The study’s performance analysis shows that physicians participating in the incentive program delivered 1.1 percent overall reduction in spending, or $3.53 per member per month, compared to non-participants. Over two-thirds of physicians participated versus one-third who, for whatever reason, declined to try to get a bonus of up to 20 percent of their fees, or did not qualify. Using physicians turning down a chance to earn free money even if they just got a participation award as a cohort group may not have been the best choice

Saving 1.1 percent is a big deal to the plan, which the study says raked in $126 million in savings annually, and over $500 million over the study period. If all of the participating physicians received the full 20 percent bonus, the plan would have paid about the same $500 million in bonuses over the study period.  Most primary-care physicians, however, did not reach the high bar set by the plan despite investing significantly in time and hard cash to do so.

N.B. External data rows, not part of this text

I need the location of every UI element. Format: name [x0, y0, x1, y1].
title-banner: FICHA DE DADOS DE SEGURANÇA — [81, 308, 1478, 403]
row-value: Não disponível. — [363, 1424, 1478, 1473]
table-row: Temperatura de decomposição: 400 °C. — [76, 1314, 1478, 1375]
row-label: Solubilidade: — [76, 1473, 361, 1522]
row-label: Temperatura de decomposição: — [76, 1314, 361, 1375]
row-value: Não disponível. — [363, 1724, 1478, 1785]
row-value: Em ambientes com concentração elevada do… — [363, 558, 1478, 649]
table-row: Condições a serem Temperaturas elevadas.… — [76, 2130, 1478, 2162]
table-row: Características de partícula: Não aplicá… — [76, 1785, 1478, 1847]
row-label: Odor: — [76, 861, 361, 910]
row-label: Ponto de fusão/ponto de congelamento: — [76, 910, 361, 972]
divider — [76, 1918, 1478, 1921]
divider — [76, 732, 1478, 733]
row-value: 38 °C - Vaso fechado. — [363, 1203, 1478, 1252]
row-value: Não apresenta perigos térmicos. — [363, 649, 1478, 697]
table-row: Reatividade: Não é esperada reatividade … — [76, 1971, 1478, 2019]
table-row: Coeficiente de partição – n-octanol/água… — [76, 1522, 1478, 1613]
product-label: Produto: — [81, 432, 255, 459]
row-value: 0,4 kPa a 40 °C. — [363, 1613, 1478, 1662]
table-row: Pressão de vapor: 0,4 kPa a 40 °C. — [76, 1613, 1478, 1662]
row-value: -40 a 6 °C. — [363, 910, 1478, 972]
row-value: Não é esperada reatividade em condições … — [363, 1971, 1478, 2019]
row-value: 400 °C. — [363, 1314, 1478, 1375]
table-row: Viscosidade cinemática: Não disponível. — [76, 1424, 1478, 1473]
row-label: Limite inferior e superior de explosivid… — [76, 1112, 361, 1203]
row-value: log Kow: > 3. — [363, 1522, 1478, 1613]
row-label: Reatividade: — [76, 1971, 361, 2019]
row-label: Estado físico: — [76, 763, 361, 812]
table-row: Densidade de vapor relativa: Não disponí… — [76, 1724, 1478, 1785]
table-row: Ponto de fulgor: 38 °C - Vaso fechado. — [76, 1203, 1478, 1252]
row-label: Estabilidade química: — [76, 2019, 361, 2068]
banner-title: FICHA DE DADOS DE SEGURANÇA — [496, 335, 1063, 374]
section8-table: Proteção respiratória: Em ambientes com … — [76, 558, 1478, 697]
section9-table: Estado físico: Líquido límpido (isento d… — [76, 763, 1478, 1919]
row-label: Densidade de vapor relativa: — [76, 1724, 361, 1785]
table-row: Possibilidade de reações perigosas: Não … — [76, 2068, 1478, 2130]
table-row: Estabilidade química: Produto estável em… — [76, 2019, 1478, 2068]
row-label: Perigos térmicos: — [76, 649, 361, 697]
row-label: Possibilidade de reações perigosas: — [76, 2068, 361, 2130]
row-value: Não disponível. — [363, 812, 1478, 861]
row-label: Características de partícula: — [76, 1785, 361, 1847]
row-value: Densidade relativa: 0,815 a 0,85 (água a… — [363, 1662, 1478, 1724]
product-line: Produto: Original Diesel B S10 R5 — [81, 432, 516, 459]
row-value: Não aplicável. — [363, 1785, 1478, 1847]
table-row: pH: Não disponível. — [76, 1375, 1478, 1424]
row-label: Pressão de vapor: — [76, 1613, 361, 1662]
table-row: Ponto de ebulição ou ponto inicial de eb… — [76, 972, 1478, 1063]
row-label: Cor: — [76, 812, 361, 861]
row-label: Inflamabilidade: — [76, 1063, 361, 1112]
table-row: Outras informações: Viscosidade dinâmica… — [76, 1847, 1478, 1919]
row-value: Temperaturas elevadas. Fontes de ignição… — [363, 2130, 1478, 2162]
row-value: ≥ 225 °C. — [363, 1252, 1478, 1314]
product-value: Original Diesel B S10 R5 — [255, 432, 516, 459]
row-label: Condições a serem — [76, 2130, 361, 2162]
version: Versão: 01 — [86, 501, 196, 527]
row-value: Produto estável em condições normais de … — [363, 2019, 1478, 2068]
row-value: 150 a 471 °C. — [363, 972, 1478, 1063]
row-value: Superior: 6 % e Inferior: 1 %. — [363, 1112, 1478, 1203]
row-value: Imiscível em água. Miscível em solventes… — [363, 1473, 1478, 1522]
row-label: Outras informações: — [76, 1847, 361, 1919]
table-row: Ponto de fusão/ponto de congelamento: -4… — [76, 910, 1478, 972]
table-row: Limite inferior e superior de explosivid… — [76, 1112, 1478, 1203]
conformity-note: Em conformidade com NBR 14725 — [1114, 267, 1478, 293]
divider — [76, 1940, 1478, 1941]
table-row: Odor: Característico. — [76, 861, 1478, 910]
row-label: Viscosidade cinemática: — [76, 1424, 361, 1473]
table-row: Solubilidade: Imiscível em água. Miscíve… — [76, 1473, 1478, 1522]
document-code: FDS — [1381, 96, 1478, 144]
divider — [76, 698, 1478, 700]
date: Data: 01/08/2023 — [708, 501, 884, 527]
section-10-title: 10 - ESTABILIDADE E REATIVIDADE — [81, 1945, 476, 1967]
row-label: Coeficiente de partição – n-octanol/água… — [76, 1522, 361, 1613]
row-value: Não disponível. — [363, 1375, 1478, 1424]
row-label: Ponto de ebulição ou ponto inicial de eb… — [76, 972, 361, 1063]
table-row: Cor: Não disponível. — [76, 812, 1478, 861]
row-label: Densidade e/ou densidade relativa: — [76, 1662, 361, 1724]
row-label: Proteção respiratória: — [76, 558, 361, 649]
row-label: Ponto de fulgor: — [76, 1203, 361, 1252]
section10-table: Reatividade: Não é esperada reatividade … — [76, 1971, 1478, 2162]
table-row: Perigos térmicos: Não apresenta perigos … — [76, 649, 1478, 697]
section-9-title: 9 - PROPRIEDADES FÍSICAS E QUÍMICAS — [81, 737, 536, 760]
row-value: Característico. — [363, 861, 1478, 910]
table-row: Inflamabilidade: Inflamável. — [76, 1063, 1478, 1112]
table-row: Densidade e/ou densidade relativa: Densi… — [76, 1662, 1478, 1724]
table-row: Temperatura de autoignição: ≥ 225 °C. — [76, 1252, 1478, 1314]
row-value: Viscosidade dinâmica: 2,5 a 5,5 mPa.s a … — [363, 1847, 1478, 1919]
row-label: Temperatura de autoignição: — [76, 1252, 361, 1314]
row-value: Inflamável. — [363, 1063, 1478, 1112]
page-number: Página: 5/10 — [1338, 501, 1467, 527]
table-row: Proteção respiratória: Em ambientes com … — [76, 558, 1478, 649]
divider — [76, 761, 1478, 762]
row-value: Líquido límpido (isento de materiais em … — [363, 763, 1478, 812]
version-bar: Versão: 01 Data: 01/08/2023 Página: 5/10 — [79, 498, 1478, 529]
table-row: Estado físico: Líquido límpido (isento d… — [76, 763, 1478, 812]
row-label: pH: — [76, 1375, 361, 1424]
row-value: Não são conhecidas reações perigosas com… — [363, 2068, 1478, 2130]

Of course, not everyone worked harder or invested their resources to chase this prize. The consistently reliable 80/20 rule applies here, where 80 percent of the reduced spending was delivered by 20 percent of the participants. This will likely be a close barometer to real life, meaning that only 20 percent of high performers earned rewards.

It's a great deal for the plan. It's a bad deal for the primary-care physicians who made it all happen.

The statement, "Savings over our four-year study period are especially remarkable in light of increased office visit payments to physicians who performed well in the program and the inclusion of practices that were in their first year of participation in the program," could also be cynically interpreted to mean that the plan stacked the deck in its favor.

I agree that the conclusion that physicians and plans working together will deliver good things and has value.

My conclusion is, however, that without real partnerships between physicians and health plans, even these tepid results have a short life span.